The genotyping data obtained by Real Time PCR were interpreted using the Sequence Detection System 2.1 software (Applied Biosystems). In addition, the promoter region of KIF3A was initially resequenced in a small cohort of patients (n=50) in order to search for any variation that may alter the transcriptional profile of the gene in patients with PsA. Successively, the study of the KIF3A promoter region was extended to the whole study cohort through the genotyping analysis by TaqMan assays and Real Time PCR as previously described.

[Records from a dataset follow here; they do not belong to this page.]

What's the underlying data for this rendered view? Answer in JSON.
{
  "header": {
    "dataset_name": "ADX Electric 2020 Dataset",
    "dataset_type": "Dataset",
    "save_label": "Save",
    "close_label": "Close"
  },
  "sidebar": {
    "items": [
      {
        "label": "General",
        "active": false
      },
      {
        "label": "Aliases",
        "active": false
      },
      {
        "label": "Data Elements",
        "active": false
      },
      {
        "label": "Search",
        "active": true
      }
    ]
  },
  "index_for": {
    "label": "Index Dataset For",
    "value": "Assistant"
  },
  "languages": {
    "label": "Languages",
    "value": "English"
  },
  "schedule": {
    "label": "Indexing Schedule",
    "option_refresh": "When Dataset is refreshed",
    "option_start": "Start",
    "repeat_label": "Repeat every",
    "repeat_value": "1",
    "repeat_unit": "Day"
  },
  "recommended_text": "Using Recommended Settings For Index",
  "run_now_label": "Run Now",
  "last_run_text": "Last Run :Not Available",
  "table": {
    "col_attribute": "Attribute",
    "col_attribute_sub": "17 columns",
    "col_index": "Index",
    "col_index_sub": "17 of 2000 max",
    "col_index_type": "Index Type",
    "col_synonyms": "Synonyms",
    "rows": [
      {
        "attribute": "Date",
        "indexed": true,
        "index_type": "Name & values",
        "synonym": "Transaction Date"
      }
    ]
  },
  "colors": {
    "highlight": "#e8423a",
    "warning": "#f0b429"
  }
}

Concerning the evaluation of KIF3A expression on synovial and cartilage tissues, the traditional immunohistochemistry approach was adopted. Four-micrometer-thick serial sections were obtained from anonymised formalin-fixed, paraffin-embedded tissue samples (n=12) from Paraffin Block Archive of Anatomic Pathology of “Tor Vergata” University. Tissue samples included normal synovial tissue, normal hip, rheumatoid synovial tissue and osteoarthritic cartilage. Anonymised sections were stained with haematoxylin and eosin [32] for microscopic examination or employed for immunohistochemistry. For the latter, after deparaffinization and blocking of endogenous peroxidase activity with 0.2% H2O2 and heat-mediated antigen retrieval, sections were incubated with polyclonal rabbit anti-KIF3A (1:200, ABIN1387574, antibodies-online Inc.), followed by biotin-labelled goat anti-rabbit secondary antibody and streptavidin-horseradish peroxidase conjugated (1:100); 3,3-diaminobenzidine as final chromogen and haematoxylin as counterstaining were used [33]. All immunohistochemical procedures included internal positive and negative controls. KIF3A positivity was quantified using an arbitrary semiquantitative grading of the percentage of positive cells (0= 0%; 1= 0-25%; 2= 26-50%; 3=51-100%) from two researchers, with an intervariability <5% [34].

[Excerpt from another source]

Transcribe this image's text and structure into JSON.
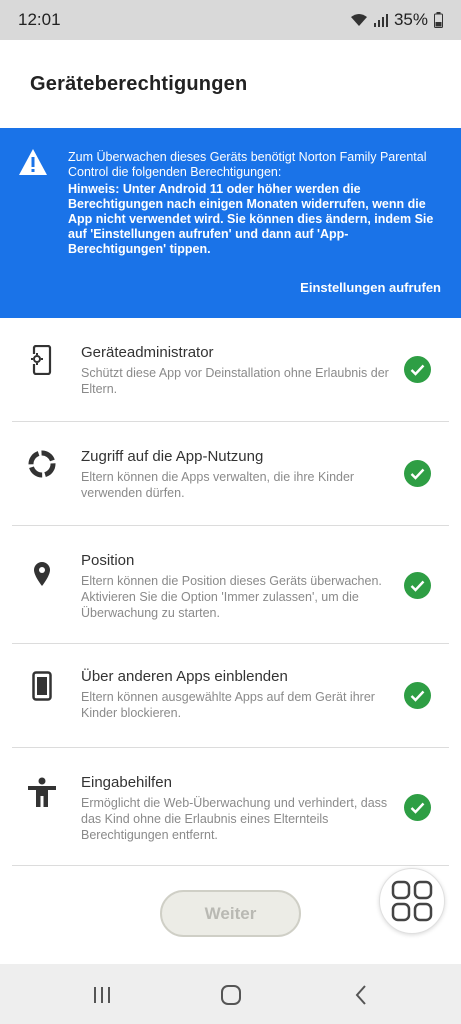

Genotyping results were subjected to biostatistical analysis in order to evaluate the association with PsV and PsA. First, the Hardy-Weinberg equilibrium was confirmed in each group of the cohort (PsA, PsV and control subjects). Afterwards, the association of the genotyped SNPs were measured by calculating the p-value (p) through a 2×2 contingency tables (http://www.physics.csbsju.edu/stats/contingency_NROW_NCOLUMN_form.html). The statistical associations were considered significant for p<0.05 with a 95% confidence interval. The strength of association was established by calculating the Odd Ratio (OR, http://www.hutchon.net/ConfidOR.htm).

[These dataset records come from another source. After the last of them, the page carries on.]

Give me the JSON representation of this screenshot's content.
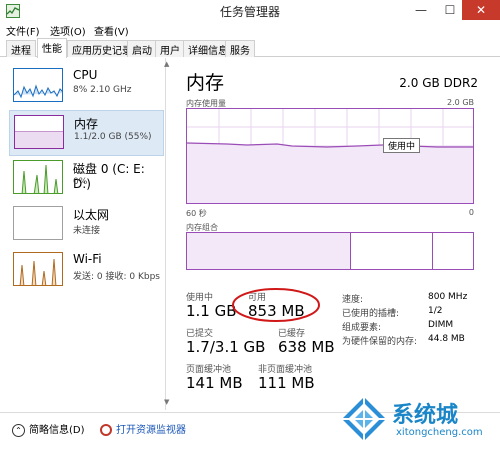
{
  "window": {
    "title": "任务管理器",
    "minimize": "—",
    "maximize": "☐",
    "close": "✕"
  },
  "menu": [
    "文件(F)",
    "选项(O)",
    "查看(V)"
  ],
  "tabs": [
    "进程",
    "性能",
    "应用历史记录",
    "启动",
    "用户",
    "详细信息",
    "服务"
  ],
  "sidebar": [
    {
      "title": "CPU",
      "sub": "8% 2.10 GHz",
      "color": "#1a6ec1"
    },
    {
      "title": "内存",
      "sub": "1.1/2.0 GB (55%)",
      "color": "#8b2c9e"
    },
    {
      "title": "磁盘 0 (C: E: D:)",
      "sub": "0%",
      "color": "#4a9c2a"
    },
    {
      "title": "以太网",
      "sub": "未连接",
      "color": "#a0a0a0"
    },
    {
      "title": "Wi-Fi",
      "sub": "发送: 0 接收: 0 Kbps",
      "color": "#b06a20"
    }
  ],
  "memory": {
    "title": "内存",
    "capacity": "2.0 GB DDR2",
    "usage_label": "内存使用量",
    "usage_max": "2.0 GB",
    "in_use_tag": "使用中",
    "time_left": "60 秒",
    "time_right": "0",
    "composition_label": "内存组合",
    "in_use_label": "使用中",
    "in_use_value": "1.1 GB",
    "available_label": "可用",
    "available_value": "853 MB",
    "committed_label": "已提交",
    "committed_value": "1.7/3.1 GB",
    "cached_label": "已缓存",
    "cached_value": "638 MB",
    "paged_label": "页面缓冲池",
    "paged_value": "141 MB",
    "nonpaged_label": "非页面缓冲池",
    "nonpaged_value": "111 MB",
    "details": [
      {
        "label": "速度:",
        "value": "800 MHz"
      },
      {
        "label": "已使用的插槽:",
        "value": "1/2"
      },
      {
        "label": "组成要素:",
        "value": "DIMM"
      },
      {
        "label": "为硬件保留的内存:",
        "value": "44.8 MB"
      }
    ]
  },
  "footer": {
    "fewer_details": "简略信息(D)",
    "open_monitor": "打开资源监视器"
  },
  "watermark": {
    "brand": "系统城",
    "url": "xitongcheng.com"
  },
  "colors": {
    "memory_accent": "#9b4db7",
    "annotation_circle": "#d01818",
    "close_button": "#c7392b"
  }
}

Immunohistochemical data were analysed using Student's t-test. The results of semiquantitative evaluation were represented as the mean ± SEM. In general, p<0.05 was considered statistically significant. SPSS v16.0 (SPSS Incorporated) was used for statistical analyses.

The haplotype analysis was performed on the software UNPHASED version 3.1.7 (5/6/13) [35] and replicated on Haploview [36]. The evaluation of Linkage Disequilibrium for the SNPs of interest was assessed by the dedicated online tool (http://pharmgat.org/Tools/pbtoldplotform) and Haploview. Furthermore, the genotyping results were analysed by bioinformatic tools in order to characterize the SNPs (Single Nucleotide Polymorphisms) and the molecular function of the genes included in the region of interest (NCBI, HapMap, Ensembl, Genome Browser, GeneCards, 1000 Genome Browser). The polymorphisms were subjected to prediction analysis with the purpose of assessing any potential splice site variation (Mutation Taster and Human Splice Finder).